Heaptalk, Jakarta — Bank Indonesia (BI) forecasted that the archipelago’s economy would continue to perform well, occupying between 4.7% and 5.5% this year. Several factors influenced this evolution, such as tremendous domestic demand for household consumption and investment.
Furthermore, BI observed that the country’s building investment was higher than forecast, backed by the continuation of National Strategic Projects (PSN) in several of Indonesia’s regions and the development of private property as a positive impact of government incentives. Household consumption and non-building investment remain maintained but must be encouraged to support continued national economic recovery.
“Stable domestic demand is reflected in several indicators, including consumer confidence, real sales index, and manufacturing PMI, which are optimistic. Meanwhile, exports of goods are not expected to be strong due to the decline in demand from main trading partner countries, especially CPO, steel, and coal,” said Governor of Bank Indonesia Perry Warijo.
Regarding inflation, Bank Indonesia reported that inflation remained in the range of 2.5+1%. Consumer Price Index inflation was also recorded at 2.75% last February 2024. This output was supported by low core inflation of 1.68% and a decline in administered prices (AP) inflation reaching 1.67% YoY.
Meanwhile, Volatile food (VF) inflation increased to 8.47%, compared to the previous month’s 7.22%. This increase was influenced by El Nino’s impact, seasonal factors, and shifts in the planting season, especially for rice and red chili commodities.
Indonesia’s balance of payments remains stable, supporting external resilience. BI noted that the outlook for the current account balance in the first quarter of 2024 has decreased due to the thinning surplus in the goods trade balance. In February 2024, the trade balance recorded a surplus of US$0.9 billion, compared to the previous month’s surplus of US$2.0 billion.
The rupiah exchange rate is claimed to be relatively stable, influenced by the stabilization policy implemented by BI amidst the dynamics of adjustments to foreign capital flows in the domestic financial market aligned with global financial market uncertainty, which remains high until March 19, 2024. As a result, The Rupiah exchange rate weakened by 2.02% compared to the level at the end of December 2023, more than the Malaysian Ringgit, Korean Won, and Thai Baht, which weakened by 3.02%, 3.87%, and 5.39%, respectively.

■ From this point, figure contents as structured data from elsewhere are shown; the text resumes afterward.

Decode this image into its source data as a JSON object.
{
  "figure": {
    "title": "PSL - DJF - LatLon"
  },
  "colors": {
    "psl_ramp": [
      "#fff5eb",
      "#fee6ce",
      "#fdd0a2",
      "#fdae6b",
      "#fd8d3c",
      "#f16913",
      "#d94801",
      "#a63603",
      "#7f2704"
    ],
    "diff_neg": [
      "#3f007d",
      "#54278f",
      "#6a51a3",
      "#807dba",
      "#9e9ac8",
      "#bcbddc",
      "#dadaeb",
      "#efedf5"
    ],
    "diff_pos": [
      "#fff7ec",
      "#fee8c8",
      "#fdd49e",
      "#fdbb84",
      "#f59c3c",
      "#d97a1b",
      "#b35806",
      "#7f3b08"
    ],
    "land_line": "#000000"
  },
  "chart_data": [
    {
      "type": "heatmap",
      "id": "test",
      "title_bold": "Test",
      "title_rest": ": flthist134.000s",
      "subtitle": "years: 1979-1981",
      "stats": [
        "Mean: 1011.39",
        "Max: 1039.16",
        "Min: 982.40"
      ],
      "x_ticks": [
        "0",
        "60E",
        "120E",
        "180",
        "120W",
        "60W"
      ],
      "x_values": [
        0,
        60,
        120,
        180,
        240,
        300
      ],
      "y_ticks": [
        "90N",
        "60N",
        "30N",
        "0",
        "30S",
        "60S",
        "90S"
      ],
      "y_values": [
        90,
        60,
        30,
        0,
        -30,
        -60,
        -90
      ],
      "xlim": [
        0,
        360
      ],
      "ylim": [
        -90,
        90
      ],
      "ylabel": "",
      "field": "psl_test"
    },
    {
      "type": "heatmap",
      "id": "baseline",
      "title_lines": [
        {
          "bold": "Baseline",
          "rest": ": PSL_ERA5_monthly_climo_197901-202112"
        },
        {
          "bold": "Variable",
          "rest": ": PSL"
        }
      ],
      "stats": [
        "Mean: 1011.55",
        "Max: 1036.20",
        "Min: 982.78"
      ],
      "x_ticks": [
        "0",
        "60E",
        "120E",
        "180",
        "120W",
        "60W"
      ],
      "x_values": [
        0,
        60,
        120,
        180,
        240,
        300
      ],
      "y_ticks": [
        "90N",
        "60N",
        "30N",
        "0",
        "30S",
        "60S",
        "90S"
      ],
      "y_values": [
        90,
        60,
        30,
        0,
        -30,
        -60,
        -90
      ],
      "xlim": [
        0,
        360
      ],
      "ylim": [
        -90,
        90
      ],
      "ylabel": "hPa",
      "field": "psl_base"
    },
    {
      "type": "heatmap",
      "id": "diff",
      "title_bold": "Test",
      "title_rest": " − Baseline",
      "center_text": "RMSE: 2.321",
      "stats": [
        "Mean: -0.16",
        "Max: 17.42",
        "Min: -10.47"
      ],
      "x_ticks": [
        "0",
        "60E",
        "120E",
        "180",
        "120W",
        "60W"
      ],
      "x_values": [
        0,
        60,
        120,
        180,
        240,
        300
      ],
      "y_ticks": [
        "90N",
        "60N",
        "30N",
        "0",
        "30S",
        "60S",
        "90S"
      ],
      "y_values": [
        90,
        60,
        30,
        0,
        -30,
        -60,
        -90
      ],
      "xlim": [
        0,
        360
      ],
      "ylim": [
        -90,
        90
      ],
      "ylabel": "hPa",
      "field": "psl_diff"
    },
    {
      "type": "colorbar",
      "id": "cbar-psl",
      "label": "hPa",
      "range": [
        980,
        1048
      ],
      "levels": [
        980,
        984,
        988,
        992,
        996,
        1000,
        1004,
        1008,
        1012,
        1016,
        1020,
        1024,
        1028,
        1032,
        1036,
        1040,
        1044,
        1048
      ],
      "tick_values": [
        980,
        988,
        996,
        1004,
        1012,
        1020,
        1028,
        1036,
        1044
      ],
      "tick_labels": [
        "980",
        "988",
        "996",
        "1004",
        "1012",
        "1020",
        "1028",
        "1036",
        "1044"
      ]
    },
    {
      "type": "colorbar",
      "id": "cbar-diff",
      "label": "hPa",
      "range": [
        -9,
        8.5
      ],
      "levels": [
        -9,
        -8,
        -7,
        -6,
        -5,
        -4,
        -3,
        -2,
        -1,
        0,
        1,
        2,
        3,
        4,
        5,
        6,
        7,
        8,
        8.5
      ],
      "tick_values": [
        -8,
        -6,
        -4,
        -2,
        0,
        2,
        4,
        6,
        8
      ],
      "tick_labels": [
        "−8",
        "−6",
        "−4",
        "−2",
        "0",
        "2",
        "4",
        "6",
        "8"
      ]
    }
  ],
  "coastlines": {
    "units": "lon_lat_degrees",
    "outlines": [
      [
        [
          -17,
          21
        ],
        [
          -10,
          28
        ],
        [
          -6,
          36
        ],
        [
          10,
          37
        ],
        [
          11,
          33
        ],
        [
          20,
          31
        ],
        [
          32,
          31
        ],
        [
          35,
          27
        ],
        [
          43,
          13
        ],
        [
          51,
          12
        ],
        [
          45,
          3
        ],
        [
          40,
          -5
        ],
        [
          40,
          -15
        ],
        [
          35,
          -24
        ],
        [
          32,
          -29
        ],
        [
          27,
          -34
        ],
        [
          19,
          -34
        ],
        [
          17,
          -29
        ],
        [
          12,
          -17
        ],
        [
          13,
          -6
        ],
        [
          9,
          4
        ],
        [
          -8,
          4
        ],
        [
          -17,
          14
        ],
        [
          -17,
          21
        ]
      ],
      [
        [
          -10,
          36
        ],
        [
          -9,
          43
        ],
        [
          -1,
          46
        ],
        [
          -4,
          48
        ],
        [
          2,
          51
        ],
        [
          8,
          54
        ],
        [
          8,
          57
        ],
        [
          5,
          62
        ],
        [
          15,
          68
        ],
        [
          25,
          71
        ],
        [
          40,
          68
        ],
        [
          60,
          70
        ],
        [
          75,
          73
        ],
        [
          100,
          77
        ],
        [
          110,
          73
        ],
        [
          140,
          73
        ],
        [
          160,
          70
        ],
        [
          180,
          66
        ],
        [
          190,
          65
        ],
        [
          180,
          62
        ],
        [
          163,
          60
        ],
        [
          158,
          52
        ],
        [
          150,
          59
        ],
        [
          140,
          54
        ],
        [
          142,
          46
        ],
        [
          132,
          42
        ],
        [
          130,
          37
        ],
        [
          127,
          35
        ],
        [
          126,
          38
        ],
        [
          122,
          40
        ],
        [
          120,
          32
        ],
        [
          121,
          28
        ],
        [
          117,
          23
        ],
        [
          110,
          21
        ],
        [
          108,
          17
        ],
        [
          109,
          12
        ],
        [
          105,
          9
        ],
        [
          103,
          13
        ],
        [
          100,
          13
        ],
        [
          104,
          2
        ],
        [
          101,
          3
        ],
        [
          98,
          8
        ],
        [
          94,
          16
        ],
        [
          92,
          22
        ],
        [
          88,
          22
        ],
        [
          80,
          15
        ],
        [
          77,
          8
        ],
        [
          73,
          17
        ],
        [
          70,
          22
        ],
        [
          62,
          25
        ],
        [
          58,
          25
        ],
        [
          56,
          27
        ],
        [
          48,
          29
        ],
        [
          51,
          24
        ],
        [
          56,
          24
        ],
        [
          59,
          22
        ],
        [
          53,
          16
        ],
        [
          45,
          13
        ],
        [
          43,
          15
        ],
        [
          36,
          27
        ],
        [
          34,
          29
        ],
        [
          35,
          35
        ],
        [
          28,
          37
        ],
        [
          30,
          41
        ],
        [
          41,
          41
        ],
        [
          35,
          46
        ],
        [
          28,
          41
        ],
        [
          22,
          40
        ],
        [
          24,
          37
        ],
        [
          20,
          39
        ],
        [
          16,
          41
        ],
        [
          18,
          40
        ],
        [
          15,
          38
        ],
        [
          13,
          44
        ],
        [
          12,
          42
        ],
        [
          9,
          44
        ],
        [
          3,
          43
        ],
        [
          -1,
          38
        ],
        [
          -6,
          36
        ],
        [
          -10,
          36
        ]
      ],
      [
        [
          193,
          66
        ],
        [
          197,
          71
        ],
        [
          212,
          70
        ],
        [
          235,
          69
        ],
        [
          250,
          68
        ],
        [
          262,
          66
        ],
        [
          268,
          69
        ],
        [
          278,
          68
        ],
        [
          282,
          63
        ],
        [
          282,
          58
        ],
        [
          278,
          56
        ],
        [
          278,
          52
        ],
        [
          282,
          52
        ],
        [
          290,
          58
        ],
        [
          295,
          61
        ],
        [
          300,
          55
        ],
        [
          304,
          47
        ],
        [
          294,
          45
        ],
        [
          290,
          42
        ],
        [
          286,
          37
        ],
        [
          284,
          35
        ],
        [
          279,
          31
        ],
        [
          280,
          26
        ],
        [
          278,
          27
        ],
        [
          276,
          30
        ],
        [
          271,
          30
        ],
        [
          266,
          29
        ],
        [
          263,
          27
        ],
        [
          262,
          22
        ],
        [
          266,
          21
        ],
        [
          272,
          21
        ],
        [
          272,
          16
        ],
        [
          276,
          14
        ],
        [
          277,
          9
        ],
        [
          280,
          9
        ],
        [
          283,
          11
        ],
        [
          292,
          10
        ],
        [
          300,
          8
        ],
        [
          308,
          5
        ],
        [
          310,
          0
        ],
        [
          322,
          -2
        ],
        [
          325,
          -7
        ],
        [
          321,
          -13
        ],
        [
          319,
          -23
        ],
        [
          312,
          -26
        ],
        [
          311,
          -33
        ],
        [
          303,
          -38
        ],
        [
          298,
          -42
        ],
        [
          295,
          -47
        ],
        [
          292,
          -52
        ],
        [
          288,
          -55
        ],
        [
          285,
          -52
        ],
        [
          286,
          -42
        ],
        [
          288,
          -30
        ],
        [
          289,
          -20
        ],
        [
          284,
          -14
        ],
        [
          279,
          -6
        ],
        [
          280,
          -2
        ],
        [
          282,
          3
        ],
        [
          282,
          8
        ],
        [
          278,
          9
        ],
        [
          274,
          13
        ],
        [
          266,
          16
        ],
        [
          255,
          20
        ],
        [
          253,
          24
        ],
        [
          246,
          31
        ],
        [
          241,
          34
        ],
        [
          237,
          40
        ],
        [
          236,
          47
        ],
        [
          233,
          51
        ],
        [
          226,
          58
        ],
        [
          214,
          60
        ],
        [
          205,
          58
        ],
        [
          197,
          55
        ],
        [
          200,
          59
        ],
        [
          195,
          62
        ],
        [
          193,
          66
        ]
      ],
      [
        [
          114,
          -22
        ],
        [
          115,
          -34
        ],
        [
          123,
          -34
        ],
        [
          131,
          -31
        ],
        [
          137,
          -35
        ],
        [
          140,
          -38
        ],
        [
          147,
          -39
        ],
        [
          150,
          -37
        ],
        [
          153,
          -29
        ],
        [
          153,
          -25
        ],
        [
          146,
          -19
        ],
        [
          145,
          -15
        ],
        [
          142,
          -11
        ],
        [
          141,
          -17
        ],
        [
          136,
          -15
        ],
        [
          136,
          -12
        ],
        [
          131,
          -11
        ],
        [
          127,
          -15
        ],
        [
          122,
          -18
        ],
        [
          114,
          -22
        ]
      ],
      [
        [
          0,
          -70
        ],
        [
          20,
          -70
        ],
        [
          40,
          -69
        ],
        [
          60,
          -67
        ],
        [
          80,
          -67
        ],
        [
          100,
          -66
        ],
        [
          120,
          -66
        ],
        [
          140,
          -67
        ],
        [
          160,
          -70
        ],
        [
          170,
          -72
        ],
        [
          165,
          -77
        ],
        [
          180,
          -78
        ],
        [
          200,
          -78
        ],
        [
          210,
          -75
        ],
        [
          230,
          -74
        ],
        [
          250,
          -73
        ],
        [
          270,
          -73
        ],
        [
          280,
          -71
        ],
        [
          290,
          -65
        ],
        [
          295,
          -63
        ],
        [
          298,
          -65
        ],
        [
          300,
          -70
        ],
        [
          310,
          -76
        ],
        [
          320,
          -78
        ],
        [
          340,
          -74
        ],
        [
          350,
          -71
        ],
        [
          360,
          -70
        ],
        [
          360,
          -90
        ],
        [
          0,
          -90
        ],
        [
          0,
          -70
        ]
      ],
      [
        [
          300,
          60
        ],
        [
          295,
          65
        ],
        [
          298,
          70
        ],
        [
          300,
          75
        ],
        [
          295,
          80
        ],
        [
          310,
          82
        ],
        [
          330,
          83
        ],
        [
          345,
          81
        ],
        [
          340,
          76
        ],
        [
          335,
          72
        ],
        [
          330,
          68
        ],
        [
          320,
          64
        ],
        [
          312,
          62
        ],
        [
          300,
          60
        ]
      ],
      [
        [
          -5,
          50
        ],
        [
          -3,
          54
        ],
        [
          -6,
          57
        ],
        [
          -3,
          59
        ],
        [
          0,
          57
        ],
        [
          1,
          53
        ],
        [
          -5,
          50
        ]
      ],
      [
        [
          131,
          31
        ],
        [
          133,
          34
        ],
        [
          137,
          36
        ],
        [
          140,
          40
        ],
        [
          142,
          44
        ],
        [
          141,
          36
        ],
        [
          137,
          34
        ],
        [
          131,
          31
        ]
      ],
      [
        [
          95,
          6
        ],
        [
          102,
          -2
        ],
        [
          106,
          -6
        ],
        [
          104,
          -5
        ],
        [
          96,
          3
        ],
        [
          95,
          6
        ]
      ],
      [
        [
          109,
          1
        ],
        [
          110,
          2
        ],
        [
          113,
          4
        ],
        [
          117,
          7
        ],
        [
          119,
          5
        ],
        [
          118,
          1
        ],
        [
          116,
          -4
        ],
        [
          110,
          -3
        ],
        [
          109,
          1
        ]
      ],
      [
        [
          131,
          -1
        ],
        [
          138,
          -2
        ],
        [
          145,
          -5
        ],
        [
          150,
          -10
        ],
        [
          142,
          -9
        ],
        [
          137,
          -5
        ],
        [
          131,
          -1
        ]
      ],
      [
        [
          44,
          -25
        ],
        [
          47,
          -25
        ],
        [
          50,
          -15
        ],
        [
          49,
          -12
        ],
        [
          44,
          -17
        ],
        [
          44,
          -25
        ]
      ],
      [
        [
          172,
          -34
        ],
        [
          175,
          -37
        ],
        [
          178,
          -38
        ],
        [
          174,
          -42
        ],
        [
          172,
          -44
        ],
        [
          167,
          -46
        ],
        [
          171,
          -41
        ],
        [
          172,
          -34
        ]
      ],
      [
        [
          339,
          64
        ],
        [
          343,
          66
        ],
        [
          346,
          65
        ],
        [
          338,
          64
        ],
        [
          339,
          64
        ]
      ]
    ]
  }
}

The Rupiah exchange rate is predicted to be stable and strengthened, driven by the return of foreign capital inflows, which aligns with the maintained positive perception of Indonesia’s economic prospects. To maintain the stability of the rupiah exchange rate, Bank Indonesia maintains the BI rate at 6.00%, the Deposit Facility interest rate at 5.25%, and the Lending Facility interest rate at 6.75%.